Commander of Zimbabwe Defence Forces General Constantino Chiwenga looks on after the swearing in of Emmerson Mnangagwa as Zimbabwe's new president in Harare
By Emelia Sithole-Matarise
HARARE (Reuters) - The head of Zimbabwe's military looks set to be appointed vice president as the government said on Monday he would retire pending "redeployment" in what is seen as a reward for leading a de facto coup last month that ended Robert Mugabe's 37-year rule and brought Emmerson Mnangagwa to power.
Mnangagwa has said he will fill the two vice presidential posts in the next few days and Constantino Chiwenga is the top contender in a reflection of the army's consolidation of power since it turned against the 93-year-old Mugabe.
Mnangagwa has appointed several senior military officers to his cabinet and the ruling party's executive Politburo since he was sworn in as president on Nov. 24. Army Commander Phillip Sibanda will succeed Chiwenga as defense forces chief, a government statement said.
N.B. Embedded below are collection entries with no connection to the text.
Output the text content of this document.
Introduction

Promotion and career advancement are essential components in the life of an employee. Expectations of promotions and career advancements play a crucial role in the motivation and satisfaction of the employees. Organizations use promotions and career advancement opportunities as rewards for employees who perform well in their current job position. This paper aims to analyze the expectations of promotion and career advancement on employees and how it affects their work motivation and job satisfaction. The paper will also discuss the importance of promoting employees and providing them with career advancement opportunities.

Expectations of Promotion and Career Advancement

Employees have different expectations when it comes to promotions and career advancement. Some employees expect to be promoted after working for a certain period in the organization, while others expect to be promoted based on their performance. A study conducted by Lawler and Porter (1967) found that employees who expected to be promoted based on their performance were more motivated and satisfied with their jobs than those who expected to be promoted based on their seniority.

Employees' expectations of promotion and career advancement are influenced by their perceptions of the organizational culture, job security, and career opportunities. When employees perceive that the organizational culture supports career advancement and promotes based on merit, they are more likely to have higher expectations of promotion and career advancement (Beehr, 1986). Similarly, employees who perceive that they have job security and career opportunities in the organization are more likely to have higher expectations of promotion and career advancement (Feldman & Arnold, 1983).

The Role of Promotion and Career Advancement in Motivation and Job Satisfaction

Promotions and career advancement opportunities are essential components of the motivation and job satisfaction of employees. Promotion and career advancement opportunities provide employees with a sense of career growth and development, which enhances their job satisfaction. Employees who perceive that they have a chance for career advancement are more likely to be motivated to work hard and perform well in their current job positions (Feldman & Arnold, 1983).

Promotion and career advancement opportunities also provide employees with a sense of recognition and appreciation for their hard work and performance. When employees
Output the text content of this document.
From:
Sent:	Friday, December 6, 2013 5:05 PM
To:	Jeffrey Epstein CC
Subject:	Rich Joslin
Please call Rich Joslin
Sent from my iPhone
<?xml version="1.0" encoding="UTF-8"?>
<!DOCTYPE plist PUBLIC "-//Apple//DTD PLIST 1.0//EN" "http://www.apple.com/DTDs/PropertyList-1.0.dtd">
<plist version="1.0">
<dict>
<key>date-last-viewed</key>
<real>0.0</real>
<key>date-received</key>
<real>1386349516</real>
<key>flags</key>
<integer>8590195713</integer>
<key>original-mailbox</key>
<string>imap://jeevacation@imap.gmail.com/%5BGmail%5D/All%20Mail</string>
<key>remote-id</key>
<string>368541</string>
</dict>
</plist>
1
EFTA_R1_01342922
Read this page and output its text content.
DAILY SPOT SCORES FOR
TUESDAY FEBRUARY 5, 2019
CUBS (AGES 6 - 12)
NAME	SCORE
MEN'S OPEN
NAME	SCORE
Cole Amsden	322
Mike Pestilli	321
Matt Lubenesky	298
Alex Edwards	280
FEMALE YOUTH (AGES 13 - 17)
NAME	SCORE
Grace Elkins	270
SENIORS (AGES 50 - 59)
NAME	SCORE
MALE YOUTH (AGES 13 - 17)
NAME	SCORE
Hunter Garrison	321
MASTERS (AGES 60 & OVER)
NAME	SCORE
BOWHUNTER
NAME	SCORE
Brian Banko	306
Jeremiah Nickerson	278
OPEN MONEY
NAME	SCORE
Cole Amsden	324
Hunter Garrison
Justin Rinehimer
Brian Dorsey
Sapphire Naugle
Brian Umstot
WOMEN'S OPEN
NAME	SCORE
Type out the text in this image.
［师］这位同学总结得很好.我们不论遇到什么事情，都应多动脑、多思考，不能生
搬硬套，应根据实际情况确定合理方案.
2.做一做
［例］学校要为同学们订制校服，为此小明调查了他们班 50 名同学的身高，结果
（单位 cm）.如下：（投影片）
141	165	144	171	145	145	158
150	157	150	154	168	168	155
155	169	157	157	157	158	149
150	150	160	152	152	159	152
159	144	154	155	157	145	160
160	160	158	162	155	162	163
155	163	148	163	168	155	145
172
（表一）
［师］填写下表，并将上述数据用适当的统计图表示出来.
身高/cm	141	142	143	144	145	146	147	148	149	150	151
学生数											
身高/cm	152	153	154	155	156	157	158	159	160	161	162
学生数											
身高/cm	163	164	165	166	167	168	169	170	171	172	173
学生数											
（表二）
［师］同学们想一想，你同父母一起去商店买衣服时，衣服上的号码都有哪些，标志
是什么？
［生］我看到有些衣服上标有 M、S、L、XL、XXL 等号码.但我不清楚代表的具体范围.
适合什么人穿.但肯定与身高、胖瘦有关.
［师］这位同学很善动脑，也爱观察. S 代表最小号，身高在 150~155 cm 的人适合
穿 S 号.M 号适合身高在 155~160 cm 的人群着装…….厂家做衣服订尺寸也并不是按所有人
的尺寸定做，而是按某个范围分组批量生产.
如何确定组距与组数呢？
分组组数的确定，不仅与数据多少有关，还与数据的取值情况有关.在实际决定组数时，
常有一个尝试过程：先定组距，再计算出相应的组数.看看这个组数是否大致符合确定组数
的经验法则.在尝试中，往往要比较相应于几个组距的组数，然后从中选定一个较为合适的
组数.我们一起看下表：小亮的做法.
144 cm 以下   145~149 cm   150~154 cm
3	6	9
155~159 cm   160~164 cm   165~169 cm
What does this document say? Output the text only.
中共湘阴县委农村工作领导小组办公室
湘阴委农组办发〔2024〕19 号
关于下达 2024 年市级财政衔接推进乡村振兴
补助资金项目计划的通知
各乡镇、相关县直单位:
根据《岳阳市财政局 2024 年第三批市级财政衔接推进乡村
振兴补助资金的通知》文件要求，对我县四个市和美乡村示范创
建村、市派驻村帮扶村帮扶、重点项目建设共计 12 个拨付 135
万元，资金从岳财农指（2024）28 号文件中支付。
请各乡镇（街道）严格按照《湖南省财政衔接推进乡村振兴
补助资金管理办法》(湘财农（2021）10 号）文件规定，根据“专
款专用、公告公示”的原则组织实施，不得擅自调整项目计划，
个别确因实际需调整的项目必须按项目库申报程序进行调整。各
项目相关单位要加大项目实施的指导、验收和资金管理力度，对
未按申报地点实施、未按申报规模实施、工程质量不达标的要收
"The appointment of Chiwenga..., which I think is inevitable, will be a confirmation that the military is a salient factor in the politics of the country," said Eldred Masunungure, a political analyst at the University of Zimbabwe.
"It has always exercised its influence in a covert manner but now it's quite overt and this will further consolidate that coalition between the military and the ruling political elite."
Mnangagwa appointed Major General Edzai Chimonyo, Zimbabwe's ambassador to Tanzania, to succeed Sibanda as army commander and promoted a number of other senior army officers to major general.
The government also announced the retirement of police chief Augustine Chihuri, an unpopular Mugabe loyalist who it said has been on leave since Dec. 15. Chihuri was accused by rights groups of presiding over crackdowns on dissent and popular protest in the 18 months before Mugabe was overthrown.
Zimbabwe's economy collapsed in the latter half of Mugabe's rule, especially after violent farm seizures of thousands of white-owned commercial farms.
Monday's announcements came hours after army chiefs declared an end to their military intervention and handed back policing to civilian police.
"Normalcy has now returned to our country. It is for this reason that ... we announce the end of Operation Restore Legacy today," army chief Sibanda said, referring to the name of the intervention which the army said targeted criminals in Mugabe and his wife Grace's entourage.
Civic groups have been urging the soldiers to leave the streets since Mnangagwa was sworn in to replace Mugabe as president of the southern African country on Nov. 24.
Mnangagwa is under pressure to revive the economy ahead of elections due next year which he said last Friday may be held sooner than expected. The elections are due by July 2018 but some say they may be as early as March.